Saturday, November 8, 2008

A Battle Of Wills

Sometimes the older I get, the simpler my problems become. I set my eyes on some worthy thing, some tantalizing goal, and all my heart is set upon it. In nearly every case, I have found that it is folly to chase after it. It seems as if God himself is bent against me attaining or obtaining what I desire. The frustrating part, of course, is that I asked God to do it. I asked God to do it when I told him that I wanted his will for my life. Isn’t that insane? But it’s true! I can’t help it. Something inside me desires to see God’s will manifest in my life.

The problem is, I don’t know when I’m placing my own will above God’s. My own will slips into the driver’s seat of my life and suddenly I’m out of control. I’m about to "Kato"* and God is nowhere to be seen. At least, that used to be the case. God seems to have moved me from the freeway to the Disneyland Autopia, where the worst that can happen is a bumper thumper. It seems it’s easier to hear his Holy Spirit as well. And if there’s hope for me…

Tonight, my wife and I were talking about whether I should go to Denver for a hobby show. My disability can sometimes prevent me from driving, especially when the pain is too much of a distraction. The key word is sometimes. Sometimes makes it difficult plan. Sometimes seems to show up at the worst times. If I get to Denver, will I be able to drive back? The only insurance against this is to drive with another driver, in which case I’m redundant anyway. Isn’t this fun? It’s all part of life with a disability.

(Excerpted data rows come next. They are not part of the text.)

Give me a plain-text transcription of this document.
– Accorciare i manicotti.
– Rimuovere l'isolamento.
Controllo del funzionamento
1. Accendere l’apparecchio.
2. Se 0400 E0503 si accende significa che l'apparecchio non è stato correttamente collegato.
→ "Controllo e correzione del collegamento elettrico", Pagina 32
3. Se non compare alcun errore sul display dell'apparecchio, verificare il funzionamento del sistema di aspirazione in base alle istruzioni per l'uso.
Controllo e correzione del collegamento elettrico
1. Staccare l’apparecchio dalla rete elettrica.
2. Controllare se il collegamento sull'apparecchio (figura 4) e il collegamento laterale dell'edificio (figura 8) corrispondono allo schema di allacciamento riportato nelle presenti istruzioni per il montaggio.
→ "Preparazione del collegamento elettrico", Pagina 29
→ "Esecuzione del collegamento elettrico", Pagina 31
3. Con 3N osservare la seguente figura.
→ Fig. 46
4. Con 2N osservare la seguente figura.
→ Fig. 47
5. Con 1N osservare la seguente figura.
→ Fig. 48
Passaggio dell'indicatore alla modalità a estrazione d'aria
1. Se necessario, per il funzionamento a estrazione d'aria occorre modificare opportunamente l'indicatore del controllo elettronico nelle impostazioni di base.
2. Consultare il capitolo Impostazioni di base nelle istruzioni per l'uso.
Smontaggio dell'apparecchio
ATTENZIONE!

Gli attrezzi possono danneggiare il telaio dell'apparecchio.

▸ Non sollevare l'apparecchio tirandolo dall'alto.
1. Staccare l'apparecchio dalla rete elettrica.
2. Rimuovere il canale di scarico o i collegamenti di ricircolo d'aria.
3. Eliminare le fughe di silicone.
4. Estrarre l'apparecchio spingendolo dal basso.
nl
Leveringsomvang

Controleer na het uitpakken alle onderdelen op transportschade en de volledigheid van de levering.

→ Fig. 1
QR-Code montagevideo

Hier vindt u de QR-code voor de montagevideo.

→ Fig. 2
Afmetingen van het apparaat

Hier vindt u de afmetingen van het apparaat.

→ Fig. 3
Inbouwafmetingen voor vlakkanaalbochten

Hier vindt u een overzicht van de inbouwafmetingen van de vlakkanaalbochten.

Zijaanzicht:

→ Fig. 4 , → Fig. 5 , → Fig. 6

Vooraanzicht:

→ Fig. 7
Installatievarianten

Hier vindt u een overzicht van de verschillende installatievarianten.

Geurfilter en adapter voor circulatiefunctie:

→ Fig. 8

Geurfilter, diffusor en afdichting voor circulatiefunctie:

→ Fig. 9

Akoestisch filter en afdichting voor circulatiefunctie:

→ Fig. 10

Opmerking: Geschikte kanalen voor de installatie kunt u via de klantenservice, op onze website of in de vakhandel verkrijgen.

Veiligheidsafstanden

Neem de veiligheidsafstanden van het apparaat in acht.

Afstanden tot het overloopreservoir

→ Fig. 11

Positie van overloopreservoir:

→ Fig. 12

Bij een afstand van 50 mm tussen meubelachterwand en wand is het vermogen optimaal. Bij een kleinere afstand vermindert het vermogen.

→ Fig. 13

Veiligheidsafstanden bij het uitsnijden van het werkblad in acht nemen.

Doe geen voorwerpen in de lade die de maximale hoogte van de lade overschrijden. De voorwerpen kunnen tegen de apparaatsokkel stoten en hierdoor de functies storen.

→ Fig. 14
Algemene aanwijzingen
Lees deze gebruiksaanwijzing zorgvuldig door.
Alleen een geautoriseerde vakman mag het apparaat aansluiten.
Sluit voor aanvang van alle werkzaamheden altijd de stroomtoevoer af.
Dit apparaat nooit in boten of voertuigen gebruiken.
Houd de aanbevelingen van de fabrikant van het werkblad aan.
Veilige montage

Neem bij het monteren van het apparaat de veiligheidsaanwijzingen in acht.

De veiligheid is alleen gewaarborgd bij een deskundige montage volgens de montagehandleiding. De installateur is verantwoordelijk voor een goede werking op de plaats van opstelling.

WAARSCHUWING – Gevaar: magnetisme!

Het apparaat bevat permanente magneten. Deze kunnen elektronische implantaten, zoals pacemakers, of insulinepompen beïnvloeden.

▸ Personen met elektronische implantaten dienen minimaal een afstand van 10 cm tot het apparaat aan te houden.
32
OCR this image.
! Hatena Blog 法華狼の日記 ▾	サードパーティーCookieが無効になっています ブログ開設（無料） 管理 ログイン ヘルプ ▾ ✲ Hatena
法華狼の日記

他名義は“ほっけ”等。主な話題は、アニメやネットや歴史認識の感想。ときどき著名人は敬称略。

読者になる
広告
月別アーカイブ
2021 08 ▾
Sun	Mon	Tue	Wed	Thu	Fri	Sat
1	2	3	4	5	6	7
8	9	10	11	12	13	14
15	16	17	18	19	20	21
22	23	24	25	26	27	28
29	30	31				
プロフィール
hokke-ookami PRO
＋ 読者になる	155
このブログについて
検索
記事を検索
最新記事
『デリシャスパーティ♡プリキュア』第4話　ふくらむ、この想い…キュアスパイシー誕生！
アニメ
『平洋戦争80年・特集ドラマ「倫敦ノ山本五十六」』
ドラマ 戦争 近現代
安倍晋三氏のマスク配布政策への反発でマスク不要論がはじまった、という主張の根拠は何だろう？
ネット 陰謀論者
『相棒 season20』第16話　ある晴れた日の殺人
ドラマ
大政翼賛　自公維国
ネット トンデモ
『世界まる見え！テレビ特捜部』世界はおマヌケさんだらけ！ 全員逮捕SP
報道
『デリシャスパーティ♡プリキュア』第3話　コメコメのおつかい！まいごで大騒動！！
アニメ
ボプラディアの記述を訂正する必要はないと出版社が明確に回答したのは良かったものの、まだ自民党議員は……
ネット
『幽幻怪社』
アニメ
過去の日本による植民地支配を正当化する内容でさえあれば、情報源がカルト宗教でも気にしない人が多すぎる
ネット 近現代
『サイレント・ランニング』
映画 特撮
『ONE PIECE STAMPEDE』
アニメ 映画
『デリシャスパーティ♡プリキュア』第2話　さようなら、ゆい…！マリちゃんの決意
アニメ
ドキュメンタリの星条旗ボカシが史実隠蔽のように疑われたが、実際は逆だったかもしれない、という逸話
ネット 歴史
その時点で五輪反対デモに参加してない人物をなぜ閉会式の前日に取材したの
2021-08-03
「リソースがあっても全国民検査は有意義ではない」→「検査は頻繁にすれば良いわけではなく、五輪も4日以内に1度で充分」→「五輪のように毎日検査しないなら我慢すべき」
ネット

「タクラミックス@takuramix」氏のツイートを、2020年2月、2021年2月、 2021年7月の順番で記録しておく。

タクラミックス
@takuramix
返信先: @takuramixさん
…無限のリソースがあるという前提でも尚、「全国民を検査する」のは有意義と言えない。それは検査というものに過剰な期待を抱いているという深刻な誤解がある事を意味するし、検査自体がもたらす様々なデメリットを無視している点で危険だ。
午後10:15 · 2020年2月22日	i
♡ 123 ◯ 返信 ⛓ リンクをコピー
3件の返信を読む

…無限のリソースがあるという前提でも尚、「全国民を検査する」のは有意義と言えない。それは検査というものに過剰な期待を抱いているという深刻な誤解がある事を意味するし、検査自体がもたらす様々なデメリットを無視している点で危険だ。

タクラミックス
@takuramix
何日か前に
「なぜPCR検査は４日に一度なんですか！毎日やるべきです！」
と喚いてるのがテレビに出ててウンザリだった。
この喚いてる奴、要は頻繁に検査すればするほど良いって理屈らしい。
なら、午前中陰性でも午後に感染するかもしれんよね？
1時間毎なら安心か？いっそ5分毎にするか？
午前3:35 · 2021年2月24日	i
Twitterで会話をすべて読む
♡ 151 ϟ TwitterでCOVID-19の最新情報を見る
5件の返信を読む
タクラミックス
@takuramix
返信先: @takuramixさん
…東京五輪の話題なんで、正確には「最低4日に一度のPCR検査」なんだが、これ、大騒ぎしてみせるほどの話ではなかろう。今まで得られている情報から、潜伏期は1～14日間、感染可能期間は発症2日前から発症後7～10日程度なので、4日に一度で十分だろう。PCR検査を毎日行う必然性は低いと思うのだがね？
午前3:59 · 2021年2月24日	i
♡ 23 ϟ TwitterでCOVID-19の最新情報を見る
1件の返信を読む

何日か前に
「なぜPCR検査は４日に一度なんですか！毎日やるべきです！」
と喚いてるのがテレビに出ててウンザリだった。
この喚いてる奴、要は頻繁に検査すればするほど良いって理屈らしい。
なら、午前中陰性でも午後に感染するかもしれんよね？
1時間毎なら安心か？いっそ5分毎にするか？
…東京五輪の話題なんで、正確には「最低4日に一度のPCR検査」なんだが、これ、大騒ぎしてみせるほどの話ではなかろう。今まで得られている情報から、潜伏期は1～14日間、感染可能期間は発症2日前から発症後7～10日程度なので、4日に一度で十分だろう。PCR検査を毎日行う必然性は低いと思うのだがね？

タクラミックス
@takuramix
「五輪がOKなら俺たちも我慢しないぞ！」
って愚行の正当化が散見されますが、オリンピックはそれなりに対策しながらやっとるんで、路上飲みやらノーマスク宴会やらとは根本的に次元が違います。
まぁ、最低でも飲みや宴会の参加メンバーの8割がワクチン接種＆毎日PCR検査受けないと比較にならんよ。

I decided to pray about it, I didn’t get any clear answer like I usually do. So, I decided to inquire of the Lord to understand the meaning of his abstinence in answering, and I said, "What?!" The question I got in my mind was, "Steve, are you resting in me?" As usual, his answer had two distinct applications. First, unless I am resting in God’s peace, it is very difficult for me to hear him. Second, resting in God is impossible without submitting my will to his.

Then he told me, "Where you go will not make you happy." How many personal fortunes have been both amassed and wrecked, how many empires have both risen and fallen because of the belief that going someplace or possessing something will bring happiness? Lucky for me, it didn't cost me the gas money this time.

Then he gave me the kicker: "I will not give you what you want until you decide you do not want it."

For a lot of people, that may just seem like double talk. But in this case, he was using it to illustrate a point with me. He will not give me what my will wants until I decide first to place my will under his will, until I choose that I first want what he wants for me. Until I am choosing his will first, I am going to meet with frustration. If I'm going to be his child, if I'm going to bear the name of Christ, I'd better be submitted to the One Whose name I bear.

Unless God tells me to go, I am not going to Denver. Heaven and earth don't hang in the balance, just my money for gas, the rent of a wheelchair, and some food on the way. This time, it could've been a bumper thumper. Next time, it might be a Kato. I'm strapping my will into the passenger seat with duct tape this time.

*Kato is a rocketry term for "Catastrophic wreck"

1 comment:

bubbebobbie said...

You always touch my heart so much. At times I hear your struggles but mostly I always hear your triumphs. This is one of those days. It is also why I am certain you were nominated as The best homeschool dad!Congratulations!